Toronto, Canada, April 7, 2021, 2PM ET – NoNO Inc., an Ontario biotechnology company developing innovative neurotherapeutics for acute stroke and other central nervous system disorders, announced today the publication of prototypes for next generation protease-resistant PSD-95 inhibitors. Published in the journal Science Translational Medicine, the article entitled “Plasmin-resistant PSD-95 inhibitors resolve effect-modifying drug-drug interactions between alteplase and nerinetide in acute stroke” demonstrates the potential of novel next-generation protease-resistant compounds for the treatment of acute ischemic strokes. Such compounds may be practically integrated into current stroke care workflows without the need to modify existing medical practice. These next generation compounds are expected to extend the therapeutic utility of PSD-95 inhibition to all eligible stroke patients, including those that are treated with drugs such as alteplase.
The next generation compounds build on nerinetide, NoNO Inc.’s clinical stage lead PSD-95 inhibitor compound. Nerinetide was recently tested in the Phase 3 ESCAPE-NA1 study which provided promising results for the clinical safety and efficacy of nerinetide in acute ischemic stroke, as published in the journal The Lancet. ESCAPE-NA1 showed that nerinetide is promising in stroke patients who do not receive prior treatment with the thrombolytic agent, alteplase, and this is currently being evaluated further in the ongoing global Phase 3 ESCAPE-NEXT study. If ESCAPE-NEXT is successful, both studies will provide support for PSD-95 inhibition as a platform therapy for stroke and related neurological disorders.

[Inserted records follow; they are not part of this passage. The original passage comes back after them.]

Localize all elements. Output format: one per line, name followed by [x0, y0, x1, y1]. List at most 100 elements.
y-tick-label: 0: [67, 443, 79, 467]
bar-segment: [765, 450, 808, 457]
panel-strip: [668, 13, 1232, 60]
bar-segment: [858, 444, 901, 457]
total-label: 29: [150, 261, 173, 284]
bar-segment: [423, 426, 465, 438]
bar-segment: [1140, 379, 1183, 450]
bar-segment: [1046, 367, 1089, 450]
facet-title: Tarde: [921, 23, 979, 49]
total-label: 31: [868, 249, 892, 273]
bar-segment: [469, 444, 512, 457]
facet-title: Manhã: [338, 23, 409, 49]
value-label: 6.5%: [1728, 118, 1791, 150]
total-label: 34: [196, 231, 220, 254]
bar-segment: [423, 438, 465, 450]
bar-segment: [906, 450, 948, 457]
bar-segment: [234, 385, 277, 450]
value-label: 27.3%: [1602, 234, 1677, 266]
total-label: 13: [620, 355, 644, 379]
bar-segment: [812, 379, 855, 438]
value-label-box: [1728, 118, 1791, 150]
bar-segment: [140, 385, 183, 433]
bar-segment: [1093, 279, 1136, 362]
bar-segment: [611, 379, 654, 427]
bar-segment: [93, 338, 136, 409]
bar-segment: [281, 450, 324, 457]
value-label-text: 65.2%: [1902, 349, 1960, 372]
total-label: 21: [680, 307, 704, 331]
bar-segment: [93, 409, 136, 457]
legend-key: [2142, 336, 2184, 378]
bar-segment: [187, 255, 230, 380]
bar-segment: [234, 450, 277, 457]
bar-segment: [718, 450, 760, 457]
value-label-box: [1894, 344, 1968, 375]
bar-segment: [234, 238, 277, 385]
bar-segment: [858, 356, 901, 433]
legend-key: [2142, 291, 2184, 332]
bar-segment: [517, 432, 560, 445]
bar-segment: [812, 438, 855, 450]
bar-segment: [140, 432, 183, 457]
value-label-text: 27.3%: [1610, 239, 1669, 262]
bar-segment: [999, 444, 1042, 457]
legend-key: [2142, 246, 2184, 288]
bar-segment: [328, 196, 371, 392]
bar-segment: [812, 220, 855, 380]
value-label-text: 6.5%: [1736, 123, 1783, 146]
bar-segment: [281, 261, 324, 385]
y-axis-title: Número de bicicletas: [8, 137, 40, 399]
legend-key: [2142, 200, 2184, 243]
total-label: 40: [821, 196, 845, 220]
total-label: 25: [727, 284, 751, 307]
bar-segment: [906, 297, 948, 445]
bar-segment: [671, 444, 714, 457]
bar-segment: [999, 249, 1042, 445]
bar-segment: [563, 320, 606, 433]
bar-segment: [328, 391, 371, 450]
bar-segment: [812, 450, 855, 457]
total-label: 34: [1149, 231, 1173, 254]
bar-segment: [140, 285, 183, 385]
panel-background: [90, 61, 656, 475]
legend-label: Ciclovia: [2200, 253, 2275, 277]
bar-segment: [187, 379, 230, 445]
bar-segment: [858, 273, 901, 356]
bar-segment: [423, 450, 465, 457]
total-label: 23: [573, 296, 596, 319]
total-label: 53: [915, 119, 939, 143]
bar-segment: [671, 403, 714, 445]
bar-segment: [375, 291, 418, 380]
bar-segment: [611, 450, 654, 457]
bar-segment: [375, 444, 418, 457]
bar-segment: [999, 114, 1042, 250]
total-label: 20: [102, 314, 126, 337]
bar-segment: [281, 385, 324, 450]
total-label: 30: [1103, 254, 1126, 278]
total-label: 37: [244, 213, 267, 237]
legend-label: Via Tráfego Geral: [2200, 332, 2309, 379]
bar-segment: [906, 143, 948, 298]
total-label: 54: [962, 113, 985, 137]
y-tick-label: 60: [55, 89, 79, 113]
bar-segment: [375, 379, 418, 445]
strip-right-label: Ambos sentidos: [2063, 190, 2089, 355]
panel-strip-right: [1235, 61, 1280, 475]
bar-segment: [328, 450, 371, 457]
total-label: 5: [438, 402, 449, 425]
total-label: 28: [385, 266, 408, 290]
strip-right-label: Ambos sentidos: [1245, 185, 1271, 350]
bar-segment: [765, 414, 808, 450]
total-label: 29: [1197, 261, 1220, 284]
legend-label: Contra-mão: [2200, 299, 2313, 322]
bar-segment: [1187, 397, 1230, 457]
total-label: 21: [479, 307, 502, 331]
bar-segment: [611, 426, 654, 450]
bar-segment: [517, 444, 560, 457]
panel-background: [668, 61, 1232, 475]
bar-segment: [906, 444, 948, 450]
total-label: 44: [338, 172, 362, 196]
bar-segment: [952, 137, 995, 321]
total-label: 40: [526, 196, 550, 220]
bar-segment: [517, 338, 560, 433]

NoNO Inc. CEO Dr. Michael Tymianski commented that, “Nerinetide and next generation PSD-95 inhibitors continue to grow as a strategy for treating a wide range of neurological disorders that implicate excitotoxicity and neuroplasticity. Neuroprotection for acute ischemic stroke is achievable, and with continued improvements in our PSD-95 inhibitor technology, providing a benefit to patients in additional indications such as stroke recovery, traumatic brain injury and Alzheimer’s disease should be achievable as well.”